Conheço apenas um instrumento financeiro acessível aos investidores portugueses para obter exposição exclusiva e diversificada aos mercados bolsistas argentinos: o fundo Global X MSCI Argentina ETF, listado na NYSE Arca com o código de negociação ARGT.

O ARGT procura replicar o índice MSCI All Argentina 25/50, tendo, por isso, um mínimo de 25 empresas argentinas. No rebalanceamento trimestral, nenhuma empresa pode absorver mais de 25% da carteira e as que representam mais de 5% não podem somar mais de 50% do património do fundo.

O leitor E.C., que me enviou a pergunta, pode estar interessado em ações individuais.

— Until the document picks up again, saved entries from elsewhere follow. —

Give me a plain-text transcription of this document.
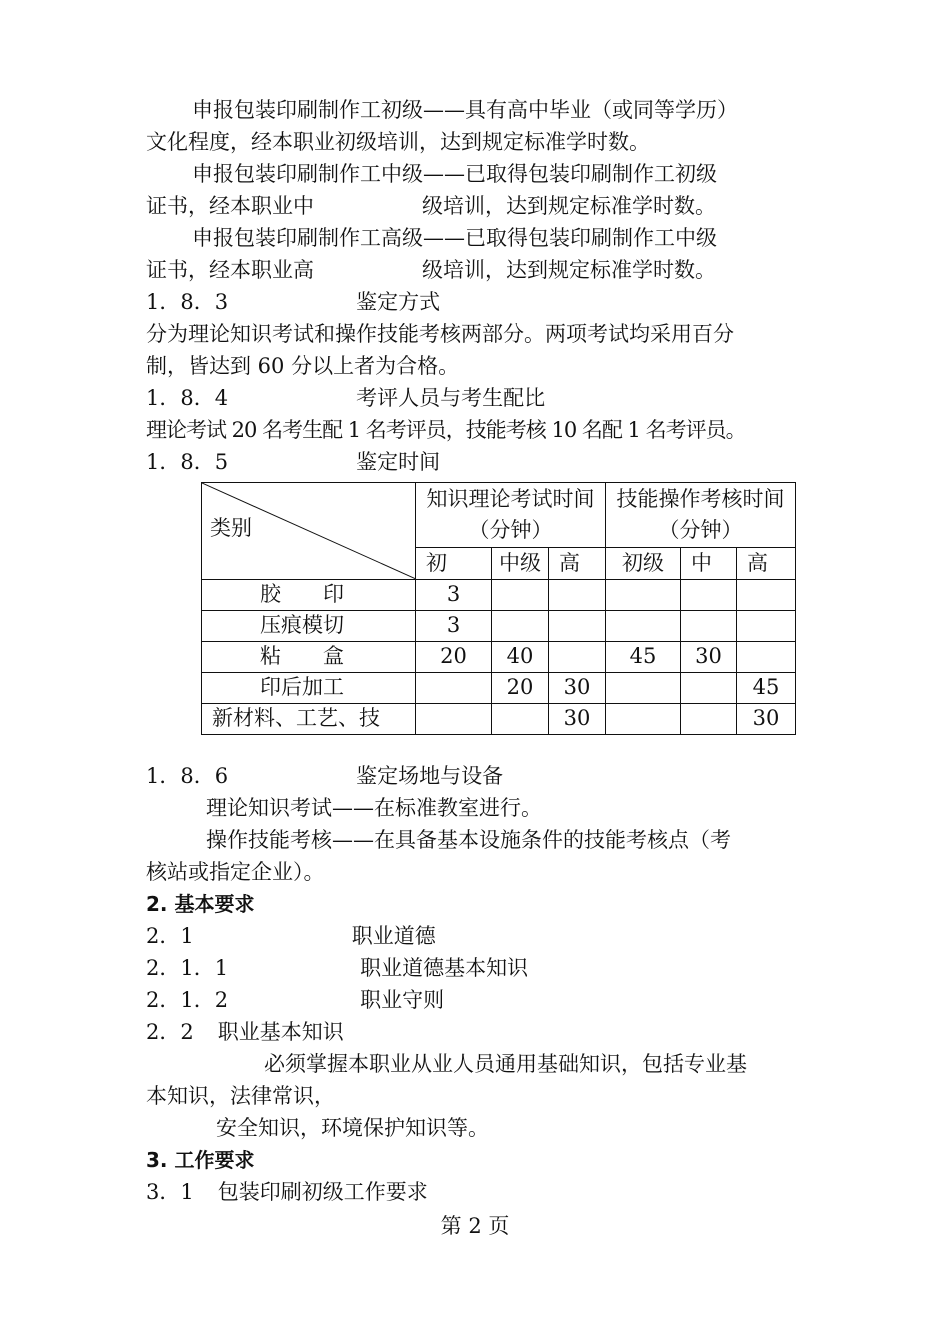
申报包装印刷制作工初级——具有高中毕业（或同等学历）
文化程度，经本职业初级培训，达到规定标准学时数。
申报包装印刷制作工中级——已取得包装印刷制作工初级
证书，经本职业中	级培训，达到规定标准学时数。
申报包装印刷制作工高级——已取得包装印刷制作工中级
证书，经本职业高	级培训，达到规定标准学时数。
1．8．3	鉴定方式
分为理论知识考试和操作技能考核两部分。两项考试均采用百分
制，皆达到 60 分以上者为合格。
1．8．4	考评人员与考生配比
理论考试 20 名考生配 1 名考评员，技能考核 10 名配 1 名考评员。
1．8．5	鉴定时间
类别	知识理论考试时间（分钟）			技能操作考核时间（分钟）		
	初	中级	高	初级	中	高
胶　　印	3					
压痕模切	3					
粘　　盒	20	40		45	30	
印后加工		20	30			45
新材料、工艺、技			30			30
1．8．6	鉴定场地与设备
理论知识考试——在标准教室进行。
操作技能考核——在具备基本设施条件的技能考核点（考
核站或指定企业）。
2. 基本要求
2．1	职业道德
2．1．1	职业道德基本知识
2．1．2	职业守则
2．2 职业基本知识
必须掌握本职业从业人员通用基础知识，包括专业基
本知识，法律常识，
安全知识，环境保护知识等。
3. 工作要求
3．1 包装印刷初级工作要求
第 2 页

É possível investir em cerca de duas dezenas de empresas argentinas através das bolsas norte-americanas. É o caso, por exemplo, da petrolífera YPF (Nova Iorque: YPF), do Grupo Financiero Galicia (Nasdaq: GGAL) e da Pampa Energía (Nova Iorque: PAM). Não se investe, contudo, diretamente nas ações das companhias; o que está disponível para transacionar são certificados (american depositary receipts) que representam a propriedade de ações de sociedades não-estado-unidenses. Os encargos de negociar estes certificados são normalmente mais elevados do que os custos tradicionais de transacionar ações.

Os fundos de ações latino-americanas, como o DWS Invest Latin America Equities e o Amundi MSCI EM Latin America UCITS ETF, normalmente não se expõem à Argentina. O índice MSCI Emerging Markets Latin America não inclui a Argentina.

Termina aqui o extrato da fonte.